After 14 months of remote work for many, organizations are making plans to bring people back to the office. Most healthcare CIOs that I spoke with in the past year plan to have their staff either remain fully remote or back in the office part-time for a “hybrid model”. Only one CIO that I spoke to had his full IT team onsite throughout the pandemic. They were considered critical support staff and available to augment staff in other departments if needed.
With this transition there are many articles covering all sides of the topic and the challenges facing organizations and employees. Two recent articles from Harvard Business Review are worth checking out. The first one, “What Mix of WFH and Office Time is Right For You?”, is aimed at individuals assessing their own workstyle when it comes to work location. If the employee has a choice, the article suggests they do a self-assessment and then discuss with their boss what would work best for them. The second one, “How To Do Hybrid Right”, is aimed at organizations trying to determine the right hybrid model in terms of employee types and workspace design.
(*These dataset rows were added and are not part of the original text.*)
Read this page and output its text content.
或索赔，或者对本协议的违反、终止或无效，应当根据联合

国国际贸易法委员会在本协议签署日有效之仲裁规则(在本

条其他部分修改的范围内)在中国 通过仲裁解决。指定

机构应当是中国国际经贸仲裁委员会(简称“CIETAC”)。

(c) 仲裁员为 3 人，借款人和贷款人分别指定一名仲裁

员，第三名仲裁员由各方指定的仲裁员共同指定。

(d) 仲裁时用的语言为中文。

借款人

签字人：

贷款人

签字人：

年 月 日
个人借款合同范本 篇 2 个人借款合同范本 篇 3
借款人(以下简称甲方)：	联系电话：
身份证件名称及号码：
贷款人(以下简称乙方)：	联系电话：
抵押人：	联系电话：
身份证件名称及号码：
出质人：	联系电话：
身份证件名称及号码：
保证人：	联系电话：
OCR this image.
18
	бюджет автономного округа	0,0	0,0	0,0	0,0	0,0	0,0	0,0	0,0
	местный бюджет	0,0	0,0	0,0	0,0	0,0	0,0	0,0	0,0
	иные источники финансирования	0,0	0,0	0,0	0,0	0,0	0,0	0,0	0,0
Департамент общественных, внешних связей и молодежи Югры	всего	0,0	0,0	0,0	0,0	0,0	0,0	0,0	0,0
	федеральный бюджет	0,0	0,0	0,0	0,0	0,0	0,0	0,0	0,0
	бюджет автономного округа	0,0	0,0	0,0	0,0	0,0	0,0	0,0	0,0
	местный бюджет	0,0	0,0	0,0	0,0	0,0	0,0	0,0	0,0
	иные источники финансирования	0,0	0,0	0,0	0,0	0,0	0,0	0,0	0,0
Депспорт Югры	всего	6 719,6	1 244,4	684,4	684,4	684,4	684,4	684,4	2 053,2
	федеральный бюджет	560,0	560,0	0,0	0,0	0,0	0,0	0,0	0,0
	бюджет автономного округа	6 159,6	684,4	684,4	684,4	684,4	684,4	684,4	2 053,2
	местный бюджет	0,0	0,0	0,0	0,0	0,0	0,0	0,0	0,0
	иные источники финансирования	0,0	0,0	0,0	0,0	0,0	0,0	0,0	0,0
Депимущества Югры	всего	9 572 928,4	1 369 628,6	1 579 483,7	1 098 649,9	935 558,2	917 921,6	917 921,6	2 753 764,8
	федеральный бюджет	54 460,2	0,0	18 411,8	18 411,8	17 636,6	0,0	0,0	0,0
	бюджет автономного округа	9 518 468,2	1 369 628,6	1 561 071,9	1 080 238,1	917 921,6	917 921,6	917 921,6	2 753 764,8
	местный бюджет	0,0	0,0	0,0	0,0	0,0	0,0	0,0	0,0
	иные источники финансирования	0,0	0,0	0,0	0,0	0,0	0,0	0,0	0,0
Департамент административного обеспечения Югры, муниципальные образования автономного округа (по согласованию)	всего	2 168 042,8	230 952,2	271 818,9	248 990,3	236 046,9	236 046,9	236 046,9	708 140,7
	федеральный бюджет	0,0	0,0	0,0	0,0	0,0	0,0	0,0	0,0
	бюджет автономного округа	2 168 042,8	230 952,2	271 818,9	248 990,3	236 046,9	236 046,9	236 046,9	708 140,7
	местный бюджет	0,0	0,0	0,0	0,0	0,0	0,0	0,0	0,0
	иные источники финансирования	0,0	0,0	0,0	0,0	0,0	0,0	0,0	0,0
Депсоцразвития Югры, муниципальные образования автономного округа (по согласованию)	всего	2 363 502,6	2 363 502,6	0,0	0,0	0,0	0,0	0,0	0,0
A recent opinion piece in the Boston Globe by Jon Levy, “The Hybrid Workplace Probably Won’t Last”, talks about the pendulum swinging back to onsite work. Jamie Nelson, CIO at Hospital for Special Surgery, made similar projections in her recent podcast with Bill Russell on This Week in Health IT and talked about being onsite herself through the pandemic and the importance of leaders in healthcare organizations being present.
Bill and I covered the topic extensively on This Week in Health IT Newsday show earlier this week. A few of my thoughts on the topic:
- There needs to be a balance between the organization’s needs and individual employee choice or preference. Organizations that allow full remote work or a hybrid model will have a competitive advantage in recruiting talent.
- The pendulum swung overnight to everyone who could working from home. While we proved it could work and there were many advantages to individuals, the collaboration and employee development that happens in person cannot be duplicated with everyone remote. I expect the pendulum will slowly swing back over time to more onsite and less remote work for many organizations.
- Healthcare is unique. As I always tell my IT teams, we are part of the extended care team. While we don’t touch patients directly, we provide the solutions and systems that those who do depend on. Yes, much of IT’s work can be done remotely. But knowing when and how certain work requires in-person connection with clinicians needs to be figured out and planned for.
I have worked from my home office since late 2016 when we formed StarBridge Advisors, a virtual health IT advisory firm, unless I was onsite at a client organization. I have served as interim CIO at Boston Children’s Hospital for the past two months. I will be virtual through June given the July 1 target te for a phased return to the office.
Onboarding and getting to know my IT team, other leaders, the organization, and the culture has definitely been harder remotely. I look forward to my upcoming first day onsite to get a tour, meet my boss in person as well as some of the other executives, and some of my leadership team who as clinicians are onsite at times. As an IT leadership team, we agreed to classify ourselves as “hybrid” – neither fulltime remote nor fulltime onsite. But what that means in terms of rotating onsite days or scheduling in-person time together is still to be determined.
As part of the overall “Culture Roadmap” at Boston Children’s, we have many employee focused initiatives. Organizations like Boston Children’s that are thoughtful in their plans and supportive of their workforce during this transition time will be most successful in retaining and attracting talent.
Chapter 1 of remote work was a range of individual arrangements and formal or informal company policies for many years pre-pandemic. Chapter 2 started in mid-March 2020 when overnight everyone who could work from home was sent home. Now, organizations everywhere are writing Chapter 3. The book is not finished by any means.